Desde la década de 1990 se cuenta con una forma aún más cómoda y precisa de medir la temperatura corporal: el termómetro infrarrojo, cuyo detector se coloca en el canal auditivo para registrar la temperatura del tímpano. Esto es ideal, porque el tímpano, dada su proximidad a la arteria carótida, tiene una temperatura prácticamente igual a la de la sangre que recién sale del corazón, con un margen de diferencia de 0.1° C.

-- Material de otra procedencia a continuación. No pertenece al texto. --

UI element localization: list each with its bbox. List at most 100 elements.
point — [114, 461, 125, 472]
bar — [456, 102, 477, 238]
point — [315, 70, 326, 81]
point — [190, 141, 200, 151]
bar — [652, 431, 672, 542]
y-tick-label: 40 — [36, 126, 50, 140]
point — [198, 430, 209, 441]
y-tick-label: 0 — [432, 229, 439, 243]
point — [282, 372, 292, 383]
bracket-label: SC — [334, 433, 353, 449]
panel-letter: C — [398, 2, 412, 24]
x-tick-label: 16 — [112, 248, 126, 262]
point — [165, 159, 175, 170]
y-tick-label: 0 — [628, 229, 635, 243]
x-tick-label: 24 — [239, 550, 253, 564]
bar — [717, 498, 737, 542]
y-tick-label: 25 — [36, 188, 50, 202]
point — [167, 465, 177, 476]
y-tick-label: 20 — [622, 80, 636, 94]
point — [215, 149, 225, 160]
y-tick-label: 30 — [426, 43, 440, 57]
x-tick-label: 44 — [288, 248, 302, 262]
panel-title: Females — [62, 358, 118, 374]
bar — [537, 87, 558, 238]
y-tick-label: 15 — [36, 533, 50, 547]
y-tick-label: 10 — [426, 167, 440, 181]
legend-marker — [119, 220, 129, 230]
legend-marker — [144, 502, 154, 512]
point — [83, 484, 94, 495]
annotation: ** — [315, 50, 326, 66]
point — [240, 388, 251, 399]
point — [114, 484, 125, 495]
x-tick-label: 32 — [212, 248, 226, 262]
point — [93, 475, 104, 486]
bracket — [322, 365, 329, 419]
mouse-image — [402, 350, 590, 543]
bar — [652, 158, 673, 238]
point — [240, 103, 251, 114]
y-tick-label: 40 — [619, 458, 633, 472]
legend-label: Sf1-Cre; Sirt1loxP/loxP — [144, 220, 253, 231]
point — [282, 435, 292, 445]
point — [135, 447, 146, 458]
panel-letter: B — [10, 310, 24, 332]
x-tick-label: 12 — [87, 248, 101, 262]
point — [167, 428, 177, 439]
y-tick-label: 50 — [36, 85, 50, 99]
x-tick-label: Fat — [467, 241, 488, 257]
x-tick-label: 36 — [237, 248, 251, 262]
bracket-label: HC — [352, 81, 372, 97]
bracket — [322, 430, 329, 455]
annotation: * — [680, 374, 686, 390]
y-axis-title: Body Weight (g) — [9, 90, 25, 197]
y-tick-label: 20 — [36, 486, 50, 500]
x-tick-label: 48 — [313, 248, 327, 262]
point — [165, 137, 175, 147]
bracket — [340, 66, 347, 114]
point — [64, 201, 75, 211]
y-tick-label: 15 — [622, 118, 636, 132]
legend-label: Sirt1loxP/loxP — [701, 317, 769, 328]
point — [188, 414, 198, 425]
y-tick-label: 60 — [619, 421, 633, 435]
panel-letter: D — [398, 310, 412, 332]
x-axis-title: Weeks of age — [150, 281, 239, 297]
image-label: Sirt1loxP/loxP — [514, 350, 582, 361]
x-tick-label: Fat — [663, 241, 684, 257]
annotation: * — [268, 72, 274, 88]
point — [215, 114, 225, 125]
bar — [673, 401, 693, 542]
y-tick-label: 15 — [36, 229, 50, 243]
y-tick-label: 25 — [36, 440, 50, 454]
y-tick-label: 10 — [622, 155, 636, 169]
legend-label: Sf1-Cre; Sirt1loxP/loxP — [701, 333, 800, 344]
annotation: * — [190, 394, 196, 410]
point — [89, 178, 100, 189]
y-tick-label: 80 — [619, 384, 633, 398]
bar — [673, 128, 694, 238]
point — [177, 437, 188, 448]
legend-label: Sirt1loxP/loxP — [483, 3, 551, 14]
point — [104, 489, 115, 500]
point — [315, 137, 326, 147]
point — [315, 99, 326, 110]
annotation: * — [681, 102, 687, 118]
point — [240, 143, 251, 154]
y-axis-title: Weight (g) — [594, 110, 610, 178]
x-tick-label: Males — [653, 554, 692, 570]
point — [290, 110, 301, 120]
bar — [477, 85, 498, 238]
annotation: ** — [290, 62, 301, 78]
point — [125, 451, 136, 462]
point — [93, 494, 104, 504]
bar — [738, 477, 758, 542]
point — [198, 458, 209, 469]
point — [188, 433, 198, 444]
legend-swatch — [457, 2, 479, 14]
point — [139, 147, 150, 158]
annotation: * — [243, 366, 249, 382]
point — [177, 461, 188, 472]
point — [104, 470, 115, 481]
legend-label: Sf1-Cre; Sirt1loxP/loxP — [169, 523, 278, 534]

El aparato no entra en contacto directo con el tímpano, lo cual evita el riesgo de perforación de esta membrana (riesgo por el que rara vez a un médico se le ocurre tratar de medir la temperatura del tímpano con un termómetro de mercurio o uno electrónico). El termómetro infrarrojo clínico registra en un material piroeléctrico la radiación infrarroja que emite el tímpano dentro del canal auditivo. Tomado el dato, el termómetro lo procesa y lo presenta en forma semejante a la que usan los termómetros electrónicos digitales. Todo el asunto dura menos de dos segundos.

Emisión térmica de Marte, 2001.

Imagen de emisión térmica de una zona del planeta Marte, obtenida por la misión Odyssey de la NASA en 2001. Foto: NASA / JPL / Universidad de Arizona.

El termómetro infrarrojo clínico, por cierto, es una aplicación de una tecnología ideada en la investigación espacial. El aparato fue perfeccionado por una compañía de San Diego, California, y el Jet Propulsion Laboratory (JPL) de la NASA. La compañía, Diatek Corporation, ya era importante productora de termómetros electrónicos cuando sus ingenieros tuvieron la idea de usar un detector infrarrojo para medir la temperatura timpánica. Como parte del grupo de empresas que colaboran con la NASA en investigación y desarrollo tecnológico, Diatek recurrió al JPL, que tenía décadas de experiencia en la medición remota de las temperaturas de estrellas y planetas mediante el registro de su radiación infrarroja.

Todo cuerpo cuya temperatura esté por encima del cero absoluto emite radiación infrarroja. La detección y medición de dichas emisiones permite no sólo determinar la temperatura de los cuerpos celestes, sino separar detalles que de otro modo no podríamos ver. De hecho, aprovechando sus diferentes temperaturas, es posible detectar cuerpos celestes muy remotos o escondidos detrás de cortinas de polvo o luz. Así se han descubierto planetas que giran en torno a estrellas lejanas, así como protoplanetas en formación.

La colaboración entre Diatek y el laboratorio de la NASA arrojó un producto que pesa unos cuantos gramos, se puede operar con una sola mano y mide la temperatura corporal en un santiamén y con enorme precisión. Para los grandes hospitales con muchos pacientes, en particular en el área de urgencias o en terapia intensiva, el termómetro infrarrojo clínico llegó, literalmente, como caído del cielo. Es de esperarse que su uso se generalice en consultorios y hogares.